Ao avistar aquele enorme cacho de bolas serpenteando por entre os foliões, o pequeno Pedrinho entrou em êxtase. Seus olhos ganharam um brilho só comparável ao das festivas noites natalinas. No mesmo instante, devolveu a gordurosa asinha de frango ao prato de papelão e limpou a boca com as costas das mãos. Mastigou apressadamente a carne que ainda tinha dentro da boca e disparou a falar.
Insistente, exigiu que a sua tia Suzana conseguisse alguns balões, dos que Douglas arrastava sinuosamente quadra afora. No que ela recusou o pedido, Pedrinho pôs-se a espernear. Caiu no pranto, e o fez com primor. Lágrimas transbordavam de seus olhos e escorriam-lhe pelas bochechas, numa birra mais convincente que atriz de novela.
Deveras paciente, a tia chamou por Douglas, antes que o pequeno criasse mais escândalo. Certo de que teria seu desejo atendido, o pirracento danou a rir, apoiando as mãos na barriga. Chegou, inclusive, a dobrar o riso e engasgar, quando notou aquele amontoado de balões coloridos vindo em sua direção.
– Mas que bolas lindas, você tem aí! – elogiou Suzana.
– É meu rabo – retrucou o menino, todo orgulhoso.
– Ah, olha só, Pedrinho! É o rabo dele! – exclamou, sorridente.
– Sou um dinossauro, e sou muito colorido! – apresentou-se, abrindo os braços e inclinando a cabeça.
Os olhos de Pedrinho arregalaram. Sempre ouvira falar de dinossauros mas, do alto de seus três anos de idade, nunca teve a chance de ver um de perto. Ficou quieto por alguns segundos, só a observar o outro menino. Cutucou a tia, chegando perto de seu ouvido, e reiterou o desejo pelos balões.
– Então… você pode me dar um pedaço do teu rabo? – pediu, com delicadeza.
– Porque? – perguntou o menino, colocando as mãos na cintura, num tom desafiador.
– É que o meu sobrinho quer uma bola – explicou-se.
– Não dou, não. O rabo é meu!
E Douglas correu, lépido como um esquilo, para o outro lado do salão. Magoado, e sem entender o motivo da recusa, o pequeno Pedrinho caiu novamente no choro. Desta vez, porém, sem pirraça ou fingimento. Estava, de fato, muito sentido. Soluçando, abraçou a tia e pediu pra irem embora.
Já estavam perto da saída, quando Pedrinho avistou um grupo de meninos cercando o tal “dinossauro”. Eram bem mais velhos, aliás. Douglas estava acuado, gesticulando agressivamente para que o deixassem em paz. Munidos com espetinhos de churrasco e palitos de dente, os meliantes estouraram todas as bolas, numa questão de segundos, escangalhando-se de rir ao ver o pavor do garoto.

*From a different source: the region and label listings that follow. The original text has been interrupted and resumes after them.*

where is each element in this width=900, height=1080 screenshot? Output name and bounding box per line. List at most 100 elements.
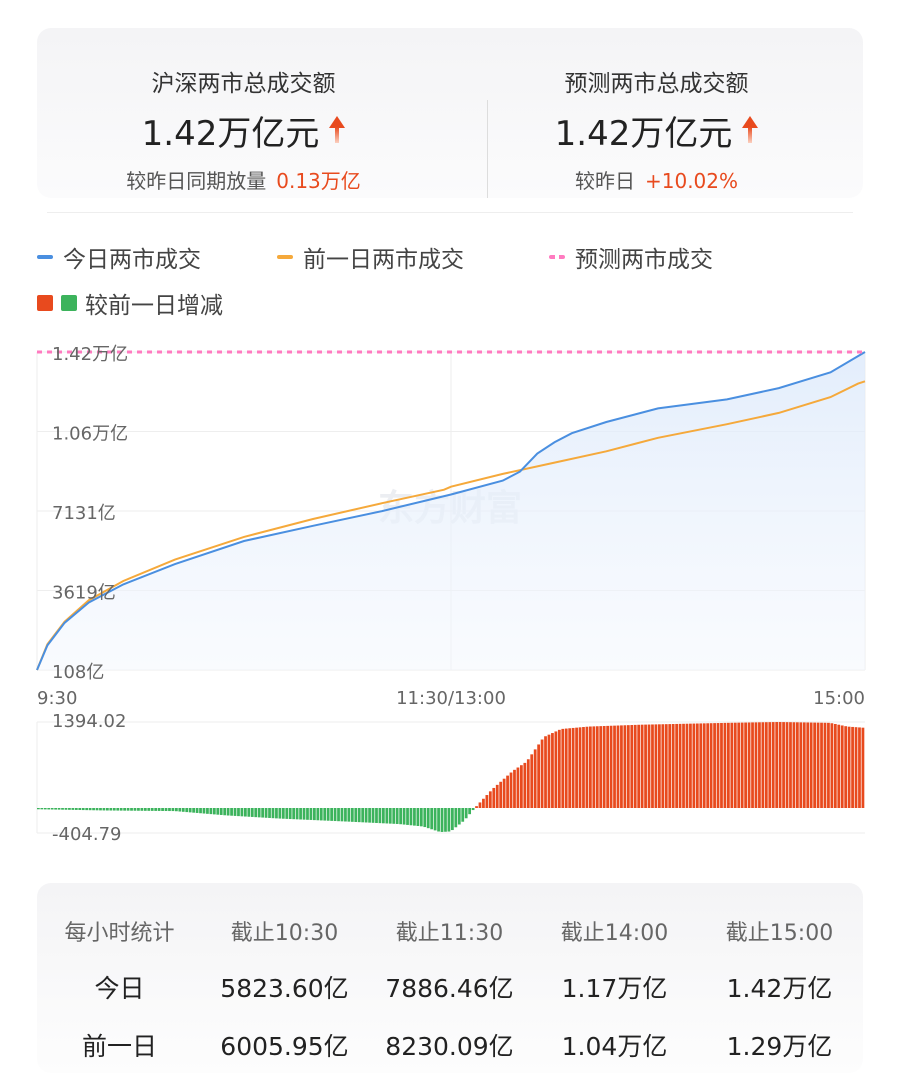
divider (487, 100, 488, 198)
diff-bar (275, 808, 278, 819)
diff-bar (678, 723, 682, 808)
diff-bar (564, 728, 568, 808)
diff-bar (609, 725, 613, 808)
diff-bar (154, 808, 158, 811)
diff-bar (285, 808, 289, 819)
diff-bar (164, 808, 168, 812)
diff-bar (764, 722, 768, 808)
diff-bar (485, 795, 489, 808)
diff-bar (578, 727, 582, 808)
diff-bar (247, 808, 251, 817)
diff-bar (782, 722, 785, 808)
y-tick-label: 1.06万亿 (52, 424, 128, 445)
diff-bar (468, 808, 472, 815)
diff-bar (99, 808, 102, 811)
diff-bar (785, 722, 789, 808)
diff-bar (302, 808, 306, 820)
table-cell: 5823.60亿 (220, 974, 349, 1003)
orange-line-swatch-icon (277, 255, 293, 259)
actual-title: 沪深两市总成交额 (151, 71, 336, 97)
diff-bar (775, 722, 779, 808)
diff-bar (544, 736, 547, 808)
legend-forecast[interactable]: 预测两市成交 (549, 240, 713, 274)
diff-bar (216, 808, 220, 815)
diff-bar (147, 808, 151, 811)
actual-turnover: 沪深两市总成交额 1.42万亿元 较昨日同期放量 0.13万亿 (37, 28, 450, 194)
diff-bar (330, 808, 334, 821)
diff-bar (168, 808, 171, 812)
diff-bar (837, 724, 841, 808)
diff-bar (43, 808, 47, 810)
diff-bar (478, 802, 482, 808)
diff-bar (368, 808, 371, 823)
actual-compare-value: 0.13万亿 (276, 169, 361, 193)
diff-bar (140, 808, 144, 811)
diff-bar (309, 808, 313, 820)
diff-bar (727, 722, 730, 808)
diff-bar (602, 726, 606, 808)
diff-bar (595, 726, 599, 808)
diff-bar (461, 808, 465, 822)
diff-bar (806, 722, 810, 808)
diff-bar (64, 808, 68, 810)
diff-bar (178, 808, 182, 812)
diff-bar (85, 808, 89, 811)
diff-bar (620, 725, 623, 808)
diff-bar (754, 722, 758, 808)
diff-bar (713, 723, 716, 808)
diff-bar (112, 808, 116, 811)
diff-bar (409, 808, 413, 826)
diff-bar (347, 808, 351, 822)
diff-max-label: 1394.02 (52, 711, 126, 732)
legend-yesterday[interactable]: 前一日两市成交 (277, 240, 464, 274)
diff-bar (57, 808, 61, 810)
diff-bar (457, 808, 461, 825)
diff-bar (858, 727, 861, 808)
diff-bar (699, 723, 703, 808)
forecast-value: 1.42万亿元 (554, 114, 733, 154)
diff-bar (651, 724, 654, 808)
diff-bar (664, 724, 668, 808)
legend-today[interactable]: 今日两市成交 (37, 240, 201, 274)
diff-bar (385, 808, 389, 824)
diff-bar (692, 723, 696, 808)
y-tick-label: 1.42万亿 (52, 344, 128, 365)
diff-bar (492, 787, 496, 808)
diff-bar (399, 808, 403, 825)
header-cell: 截止11:30 (395, 921, 504, 946)
diff-bar (354, 808, 358, 822)
diff-bar (513, 769, 516, 808)
diff-bar (319, 808, 323, 821)
diff-bar (789, 722, 792, 808)
diff-bar (378, 808, 382, 824)
hourly-table: 每小时统计 截止10:30 截止11:30 截止14:00 截止15:00 今日… (37, 883, 863, 1073)
table-cell: 8230.09亿 (385, 1032, 514, 1061)
diff-bar (109, 808, 113, 811)
pink-dashed-swatch-icon (549, 255, 565, 259)
diff-bar (475, 806, 478, 808)
diff-bar (744, 722, 748, 808)
diff-bar (95, 808, 99, 811)
diff-bar (733, 722, 737, 808)
diff-bar (444, 808, 447, 832)
forecast-compare-value: +10.02% (644, 169, 739, 193)
diff-bar (658, 724, 661, 808)
up-arrow-icon (742, 115, 759, 146)
diff-bar (737, 722, 741, 808)
diff-bar (40, 808, 44, 810)
diff-bar (685, 723, 689, 808)
diff-bar (816, 722, 820, 808)
diff-bar (630, 725, 634, 808)
diff-bar (350, 808, 354, 822)
table-cell: 1.04万亿 (561, 1032, 668, 1061)
legend-diff[interactable]: 较前一日增减 (37, 286, 223, 320)
diff-bar (847, 726, 851, 808)
diff-bar (623, 725, 627, 808)
diff-bar (606, 725, 610, 808)
diff-bar (482, 798, 485, 808)
table-row: 今日 5823.60亿 7886.46亿 1.17万亿 1.42万亿 (37, 969, 863, 1005)
diff-bar (212, 808, 216, 815)
blue-line-swatch-icon (37, 255, 53, 259)
diff-bar (796, 722, 799, 808)
table-row: 前一日 6005.95亿 8230.09亿 1.04万亿 1.29万亿 (37, 1027, 863, 1063)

Pedrinho, perplexo, acompanhou a tudo com seus olhos esbugalhados, completamente mudo. O pequeno havia testemunhado a brutal amputação do rabo de um dinossauro, ou foi o que ele imaginou em sua cabecinha. Suzana, sempre bem humorada, estava achando muita graça de tudo aquilo. Douglas ia passando, quando ela o chamou:
– O que houve com seu rabo, garoto?
– Arrancaram! São uns babacas! Mas deixa pra lá… – resignou-se o menino.
– Pois é, pois é…
Enquanto a tia aproveitava a ocasião para mostrar a Pedrinho que tudo na vida tem volta, Douglas seguiu para o fundo da quadra, onde conseguiu outro cacho de bolas, tão esplendoroso quanto o anterior. Amarrou-o à cintura, exatamente como fizera antes, mandou um beijo para a avó e tornou a correr pelo salão.

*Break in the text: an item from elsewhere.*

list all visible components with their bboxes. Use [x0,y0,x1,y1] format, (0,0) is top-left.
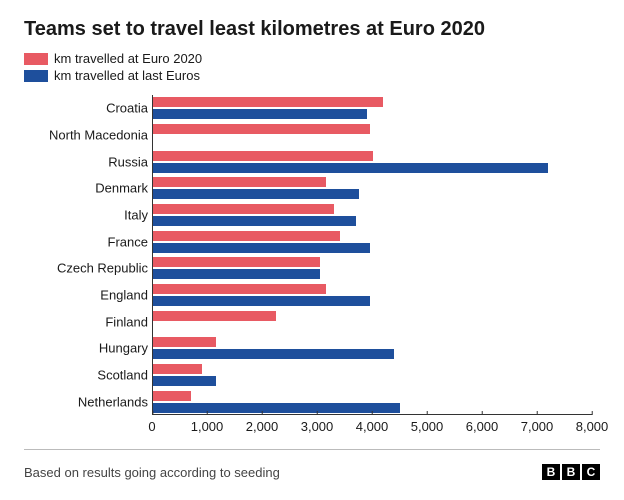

Ao notar que Suzana e Pedrinho estavam de saída, Douglas correu ao seu encontro. Parou ao lado deles, deu um giro em torno de si mesmo e mostrou, encantado, que tinha uma nova cauda. Suzana, tentando não rir da cena, perguntou como poderia nascer outro rabo num dinossauro. Dando de ombros, o menino respondeu:
– É que, na verdade, eu sou mesmo uma lagartixa.
E então correu, sumindo por entre as passistas.